Farmer will also have to address the funding problems facing mental health services.

Last month, the Department of Health challenged claims of a funding crisis by reporting that only 11 of 84 mental health trusts had made cuts last year – less than 2 per cent of the total mental health budget.

But Farmer points out that, if you live in an area that is facing cuts such as Hertfordshire it is not much consolation that you are in one of only 11 areas in a similar position. And he says the full picture is only beginning to emerge as this year’s funding settlements are made.

Farmer joins Mind at an important time for the charity, in the year it celebrates its 60th birthday. Doubtless he will be drawing on his communication skills, which he honed as a press officer for the Samaritans before becoming the charity’s head of communications.

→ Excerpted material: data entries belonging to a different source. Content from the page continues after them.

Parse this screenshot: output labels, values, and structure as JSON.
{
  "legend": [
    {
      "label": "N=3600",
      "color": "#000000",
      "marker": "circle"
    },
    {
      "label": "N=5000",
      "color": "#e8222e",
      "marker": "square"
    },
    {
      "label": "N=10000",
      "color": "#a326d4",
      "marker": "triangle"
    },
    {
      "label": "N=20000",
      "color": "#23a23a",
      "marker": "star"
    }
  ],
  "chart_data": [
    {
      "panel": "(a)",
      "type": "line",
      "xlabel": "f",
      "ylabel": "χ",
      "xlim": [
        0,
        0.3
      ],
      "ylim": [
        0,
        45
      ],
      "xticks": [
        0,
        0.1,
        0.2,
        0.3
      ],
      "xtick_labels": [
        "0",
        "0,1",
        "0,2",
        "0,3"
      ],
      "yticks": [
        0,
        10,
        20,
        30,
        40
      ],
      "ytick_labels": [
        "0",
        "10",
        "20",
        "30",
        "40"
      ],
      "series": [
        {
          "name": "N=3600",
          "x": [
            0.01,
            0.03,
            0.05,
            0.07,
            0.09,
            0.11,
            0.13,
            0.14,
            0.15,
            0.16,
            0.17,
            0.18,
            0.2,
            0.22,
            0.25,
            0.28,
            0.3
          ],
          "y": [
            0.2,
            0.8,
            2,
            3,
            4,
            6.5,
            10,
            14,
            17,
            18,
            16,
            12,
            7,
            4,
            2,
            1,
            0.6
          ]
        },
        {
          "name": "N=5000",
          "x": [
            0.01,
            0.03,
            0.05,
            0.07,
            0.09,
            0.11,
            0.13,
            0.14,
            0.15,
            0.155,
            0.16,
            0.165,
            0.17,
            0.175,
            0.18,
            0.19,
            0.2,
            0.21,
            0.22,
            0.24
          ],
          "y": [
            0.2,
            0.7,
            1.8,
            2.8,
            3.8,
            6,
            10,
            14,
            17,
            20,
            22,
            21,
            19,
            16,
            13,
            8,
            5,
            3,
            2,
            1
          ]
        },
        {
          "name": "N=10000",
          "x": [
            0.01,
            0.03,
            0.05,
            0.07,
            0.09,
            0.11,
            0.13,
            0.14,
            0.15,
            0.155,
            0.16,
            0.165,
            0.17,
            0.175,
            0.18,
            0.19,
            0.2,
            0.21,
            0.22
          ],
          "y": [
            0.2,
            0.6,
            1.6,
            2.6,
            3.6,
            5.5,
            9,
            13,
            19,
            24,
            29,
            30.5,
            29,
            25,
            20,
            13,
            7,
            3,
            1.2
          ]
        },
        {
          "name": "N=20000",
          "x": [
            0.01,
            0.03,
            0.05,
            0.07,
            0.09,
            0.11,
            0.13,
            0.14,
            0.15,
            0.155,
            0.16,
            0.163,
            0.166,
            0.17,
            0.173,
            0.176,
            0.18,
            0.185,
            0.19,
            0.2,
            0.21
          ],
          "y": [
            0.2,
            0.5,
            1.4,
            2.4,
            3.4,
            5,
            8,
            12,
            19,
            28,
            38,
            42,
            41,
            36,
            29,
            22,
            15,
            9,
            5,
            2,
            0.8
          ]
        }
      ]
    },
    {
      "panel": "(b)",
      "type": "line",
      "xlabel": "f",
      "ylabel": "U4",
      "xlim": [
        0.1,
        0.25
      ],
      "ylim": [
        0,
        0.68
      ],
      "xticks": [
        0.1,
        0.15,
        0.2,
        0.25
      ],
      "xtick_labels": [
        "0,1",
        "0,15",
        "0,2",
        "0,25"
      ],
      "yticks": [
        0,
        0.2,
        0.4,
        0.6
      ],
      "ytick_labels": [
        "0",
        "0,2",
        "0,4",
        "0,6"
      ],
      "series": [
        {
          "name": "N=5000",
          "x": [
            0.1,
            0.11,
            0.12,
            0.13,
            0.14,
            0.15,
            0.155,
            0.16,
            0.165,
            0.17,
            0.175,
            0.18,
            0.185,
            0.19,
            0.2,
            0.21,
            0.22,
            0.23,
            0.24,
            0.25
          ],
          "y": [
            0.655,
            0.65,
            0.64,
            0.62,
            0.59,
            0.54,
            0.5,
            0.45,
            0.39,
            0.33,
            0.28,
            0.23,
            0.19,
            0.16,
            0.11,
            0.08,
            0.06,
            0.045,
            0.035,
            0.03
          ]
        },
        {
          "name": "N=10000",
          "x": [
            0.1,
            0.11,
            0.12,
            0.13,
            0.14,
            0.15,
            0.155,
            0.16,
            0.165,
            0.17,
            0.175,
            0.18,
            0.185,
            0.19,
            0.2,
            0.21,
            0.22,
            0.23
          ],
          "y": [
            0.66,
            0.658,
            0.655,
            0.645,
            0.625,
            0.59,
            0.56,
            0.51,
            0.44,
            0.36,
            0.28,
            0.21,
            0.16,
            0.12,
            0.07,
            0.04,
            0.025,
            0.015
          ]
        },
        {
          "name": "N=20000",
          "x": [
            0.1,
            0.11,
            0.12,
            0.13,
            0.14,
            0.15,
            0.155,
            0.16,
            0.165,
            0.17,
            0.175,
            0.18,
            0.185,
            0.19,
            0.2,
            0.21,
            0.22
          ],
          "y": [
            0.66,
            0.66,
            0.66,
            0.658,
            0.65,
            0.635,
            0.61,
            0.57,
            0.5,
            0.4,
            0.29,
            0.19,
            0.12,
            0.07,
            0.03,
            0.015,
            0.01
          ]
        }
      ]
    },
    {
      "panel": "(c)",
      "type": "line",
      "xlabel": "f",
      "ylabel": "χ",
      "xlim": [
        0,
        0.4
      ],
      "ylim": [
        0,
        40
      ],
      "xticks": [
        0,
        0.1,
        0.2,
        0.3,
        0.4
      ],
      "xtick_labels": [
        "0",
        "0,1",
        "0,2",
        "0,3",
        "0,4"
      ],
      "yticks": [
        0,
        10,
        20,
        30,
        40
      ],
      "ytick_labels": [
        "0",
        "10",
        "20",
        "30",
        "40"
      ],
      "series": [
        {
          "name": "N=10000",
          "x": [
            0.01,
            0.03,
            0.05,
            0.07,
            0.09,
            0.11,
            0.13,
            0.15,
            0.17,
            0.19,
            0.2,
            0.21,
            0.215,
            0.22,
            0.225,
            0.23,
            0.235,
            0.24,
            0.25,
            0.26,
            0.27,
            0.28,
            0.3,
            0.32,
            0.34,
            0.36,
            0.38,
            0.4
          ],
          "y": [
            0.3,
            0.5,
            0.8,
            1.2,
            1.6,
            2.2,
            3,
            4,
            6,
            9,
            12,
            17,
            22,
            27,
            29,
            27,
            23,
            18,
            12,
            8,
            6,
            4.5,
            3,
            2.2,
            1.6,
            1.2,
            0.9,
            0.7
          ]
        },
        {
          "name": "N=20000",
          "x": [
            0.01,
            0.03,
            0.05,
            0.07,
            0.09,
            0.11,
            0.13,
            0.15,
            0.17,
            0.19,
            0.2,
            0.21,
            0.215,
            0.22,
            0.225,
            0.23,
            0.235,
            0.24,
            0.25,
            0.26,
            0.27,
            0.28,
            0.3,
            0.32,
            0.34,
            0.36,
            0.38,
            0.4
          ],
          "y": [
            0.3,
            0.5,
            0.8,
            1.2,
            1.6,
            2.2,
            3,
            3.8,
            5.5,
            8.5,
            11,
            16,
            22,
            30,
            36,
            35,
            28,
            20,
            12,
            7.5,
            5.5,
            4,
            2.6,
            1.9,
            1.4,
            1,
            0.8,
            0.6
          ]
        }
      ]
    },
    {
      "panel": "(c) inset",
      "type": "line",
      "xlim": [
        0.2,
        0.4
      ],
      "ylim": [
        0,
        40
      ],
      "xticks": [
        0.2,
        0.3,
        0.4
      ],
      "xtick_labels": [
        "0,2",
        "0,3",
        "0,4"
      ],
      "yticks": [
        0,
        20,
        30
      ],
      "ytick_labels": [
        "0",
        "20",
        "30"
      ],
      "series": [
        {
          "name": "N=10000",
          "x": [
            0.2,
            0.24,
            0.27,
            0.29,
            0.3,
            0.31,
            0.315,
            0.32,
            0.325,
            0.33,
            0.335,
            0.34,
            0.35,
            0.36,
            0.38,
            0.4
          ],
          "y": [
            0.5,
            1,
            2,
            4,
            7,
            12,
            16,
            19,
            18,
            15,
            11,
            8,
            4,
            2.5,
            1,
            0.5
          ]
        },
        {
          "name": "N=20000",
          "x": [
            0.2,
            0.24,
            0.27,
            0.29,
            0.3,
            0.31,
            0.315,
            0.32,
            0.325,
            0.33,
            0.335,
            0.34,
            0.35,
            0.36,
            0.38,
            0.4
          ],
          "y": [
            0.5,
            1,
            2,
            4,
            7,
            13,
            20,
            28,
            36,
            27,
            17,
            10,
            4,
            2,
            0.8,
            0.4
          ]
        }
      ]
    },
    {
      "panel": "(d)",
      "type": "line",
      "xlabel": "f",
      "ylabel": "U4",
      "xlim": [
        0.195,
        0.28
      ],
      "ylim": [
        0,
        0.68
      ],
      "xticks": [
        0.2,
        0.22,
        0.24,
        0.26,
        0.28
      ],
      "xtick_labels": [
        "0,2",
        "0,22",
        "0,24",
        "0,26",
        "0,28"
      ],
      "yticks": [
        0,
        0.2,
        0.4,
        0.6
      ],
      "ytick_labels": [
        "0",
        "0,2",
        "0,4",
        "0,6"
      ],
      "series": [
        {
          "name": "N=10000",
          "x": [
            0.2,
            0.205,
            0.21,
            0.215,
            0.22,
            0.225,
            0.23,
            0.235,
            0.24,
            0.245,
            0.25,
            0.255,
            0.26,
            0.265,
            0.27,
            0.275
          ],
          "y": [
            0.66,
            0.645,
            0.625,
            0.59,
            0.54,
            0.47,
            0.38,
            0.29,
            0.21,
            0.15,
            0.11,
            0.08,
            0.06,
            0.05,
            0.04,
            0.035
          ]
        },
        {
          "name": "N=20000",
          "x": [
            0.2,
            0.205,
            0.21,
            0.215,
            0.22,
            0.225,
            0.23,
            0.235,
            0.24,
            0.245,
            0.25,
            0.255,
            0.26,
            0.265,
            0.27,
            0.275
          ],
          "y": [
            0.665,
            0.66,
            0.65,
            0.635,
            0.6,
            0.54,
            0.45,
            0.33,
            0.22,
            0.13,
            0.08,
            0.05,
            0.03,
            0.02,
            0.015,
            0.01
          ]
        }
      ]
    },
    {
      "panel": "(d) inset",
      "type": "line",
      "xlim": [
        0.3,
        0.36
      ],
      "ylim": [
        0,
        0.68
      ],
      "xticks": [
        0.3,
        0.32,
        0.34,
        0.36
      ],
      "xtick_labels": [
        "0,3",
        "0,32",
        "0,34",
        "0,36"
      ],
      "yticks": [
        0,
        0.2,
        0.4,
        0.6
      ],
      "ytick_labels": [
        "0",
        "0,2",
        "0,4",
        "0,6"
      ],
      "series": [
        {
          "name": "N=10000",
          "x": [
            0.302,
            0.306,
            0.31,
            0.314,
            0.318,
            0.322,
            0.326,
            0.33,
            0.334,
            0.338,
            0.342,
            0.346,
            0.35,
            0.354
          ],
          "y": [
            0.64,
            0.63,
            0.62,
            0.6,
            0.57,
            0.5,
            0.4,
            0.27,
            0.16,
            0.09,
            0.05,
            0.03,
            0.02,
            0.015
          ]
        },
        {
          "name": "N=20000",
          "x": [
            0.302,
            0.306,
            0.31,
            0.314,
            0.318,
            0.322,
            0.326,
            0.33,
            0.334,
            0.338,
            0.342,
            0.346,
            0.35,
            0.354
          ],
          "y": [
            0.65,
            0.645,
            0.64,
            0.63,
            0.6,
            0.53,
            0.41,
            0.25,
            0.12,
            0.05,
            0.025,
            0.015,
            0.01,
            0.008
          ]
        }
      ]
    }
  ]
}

The focus of Mind’s celebrations is on strengthening the voice of the service user and Farmer naturally sees this as one of his main priorities. He suggests Mind has become renowned for its user involvement, with two-thirds of its trustees having experienced mental distress.

But he says many people now feel it must go further and, over the next year, Mind intends to strengthen the user voice in the policy field, and the user movement in general.

Farmer also aims to ensure Mind’s network of 200 local associations are fit for the 21st century and help the organisation reach out to more people. It seems unlikely Farmer will want for issues to tackle and he points out: “I don’t think my job is going to be dull.”